Does anyone show their fish ?

I've done it 3 times now and it's fun 

Nervous before the show 
Anxious during judging
Then happy when you get the results 

I've only shown Bettas 







Regards
Dean


----------



## pablo (27 Jun 2016)

Congrats 

Can we see pics of the winning fish?


----------



## dean (27 Jun 2016)

Best short finned pair
Best pair in show 


Regards
Dean


----------



## dean (27 Jun 2016)

Best long finned pair 


Regards
Dean


----------



## dean (27 Jun 2016)

Regards
Dean


----------



## dean (27 Jun 2016)

Regards
Dean


----------



## LondonDragon (27 Jun 2016)

Stunning Bettas Dean  congrats


----------



## Bill Chan (28 Jun 2016)

Such great specemins.

Can someone tell me if a betta exists like this one:





Is it real?


----------



## Lindy (29 Jun 2016)

Well done Dean. Bill that is photo shop and no, you cannot get betta like this. I used to show one of my dogs and was a lot of fun.
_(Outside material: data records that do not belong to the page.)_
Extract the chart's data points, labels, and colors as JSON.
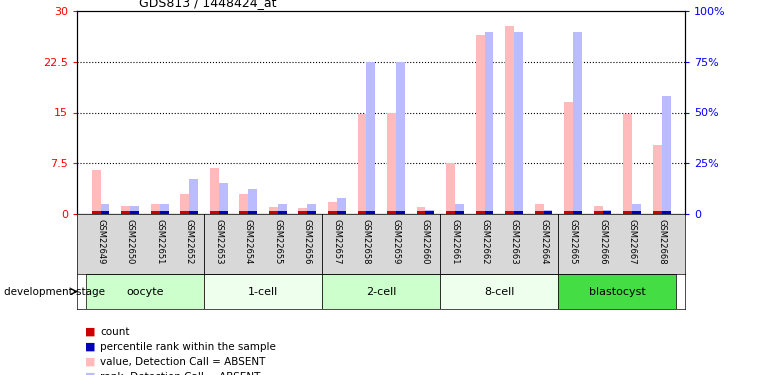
{
  "title": "GDS813 / 1448424_at",
  "samples": [
    "GSM22649",
    "GSM22650",
    "GSM22651",
    "GSM22652",
    "GSM22653",
    "GSM22654",
    "GSM22655",
    "GSM22656",
    "GSM22657",
    "GSM22658",
    "GSM22659",
    "GSM22660",
    "GSM22661",
    "GSM22662",
    "GSM22663",
    "GSM22664",
    "GSM22665",
    "GSM22666",
    "GSM22667",
    "GSM22668"
  ],
  "pink_values": [
    6.5,
    1.2,
    1.5,
    3.0,
    6.8,
    3.0,
    1.0,
    0.8,
    1.8,
    14.8,
    15.0,
    1.0,
    7.5,
    26.5,
    27.8,
    1.5,
    16.5,
    1.2,
    14.8,
    10.2
  ],
  "blue_pct": [
    5.0,
    4.0,
    5.0,
    17.0,
    15.0,
    12.0,
    5.0,
    5.0,
    8.0,
    75.0,
    75.0,
    2.0,
    5.0,
    90.0,
    90.0,
    2.0,
    90.0,
    2.0,
    5.0,
    58.0
  ],
  "red_count": [
    1,
    1,
    1,
    1,
    1,
    1,
    1,
    1,
    1,
    1,
    1,
    1,
    1,
    1,
    1,
    1,
    1,
    1,
    1,
    1
  ],
  "dark_blue_pct": [
    5.0,
    4.0,
    5.0,
    17.0,
    15.0,
    12.0,
    5.0,
    5.0,
    8.0,
    75.0,
    75.0,
    2.0,
    5.0,
    90.0,
    90.0,
    2.0,
    90.0,
    2.0,
    5.0,
    58.0
  ],
  "ylim_left": [
    0,
    30
  ],
  "ylim_right": [
    0,
    100
  ],
  "yticks_left": [
    0,
    7.5,
    15,
    22.5,
    30
  ],
  "yticks_right": [
    0,
    25,
    50,
    75,
    100
  ],
  "ytick_labels_left": [
    "0",
    "7.5",
    "15",
    "22.5",
    "30"
  ],
  "ytick_labels_right": [
    "0",
    "25%",
    "50%",
    "75%",
    "100%"
  ],
  "pink_color": "#ffbbbb",
  "blue_color": "#bbbbff",
  "red_color": "#cc0000",
  "dark_blue_color": "#0000bb",
  "bar_width": 0.3,
  "stages": [
    {
      "name": "oocyte",
      "start": 0,
      "end": 3,
      "color": "#ccffcc"
    },
    {
      "name": "1-cell",
      "start": 4,
      "end": 7,
      "color": "#eeffee"
    },
    {
      "name": "2-cell",
      "start": 8,
      "end": 11,
      "color": "#ccffcc"
    },
    {
      "name": "8-cell",
      "start": 12,
      "end": 15,
      "color": "#eeffee"
    },
    {
      "name": "blastocyst",
      "start": 16,
      "end": 19,
      "color": "#44dd44"
    }
  ],
  "legend_items": [
    {
      "color": "#cc0000",
      "label": "count"
    },
    {
      "color": "#0000bb",
      "label": "percentile rank within the sample"
    },
    {
      "color": "#ffbbbb",
      "label": "value, Detection Call = ABSENT"
    },
    {
      "color": "#bbbbff",
      "label": "rank, Detection Call = ABSENT"
    }
  ]
}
Expensive hobby though when lots of travelling from Scotland is involved.

Sent from my SM-G920F using Tapatalk


----------



## dean (29 Jun 2016)

Here's a big boy for you 


Regards
Dean


----------



## dean (29 Jun 2016)

Thanks all
Yes it was an expensive weekend 
250 mile round trip and a hotel plus meals etc
But it's great when your piers give you an award 


Regards
Dean


----------



## alto (29 Jun 2016)

Congratulations 

Which show was this?

How old are these fish? have you spawned the pairs? how are the points collected/given?

 lots of questions 

That is quite the nicest veil tail I've seen!
 - local shops get in some fancy Bettas but the veil tails are always just mass production fish


----------



## dean (24 Jul 2016)

It was The National Betta Show 
These fish about 5 months old 
Not yet spawned any as like them to mature a bit more yet 
The judges are all accredited and do shows virtually every weekend during show season 
Points are awarded for 
Size, colour, form and a few more things it's very complicated 


Regards
Dean


----------



## rebel (24 Jul 2016)

Amazing!


----------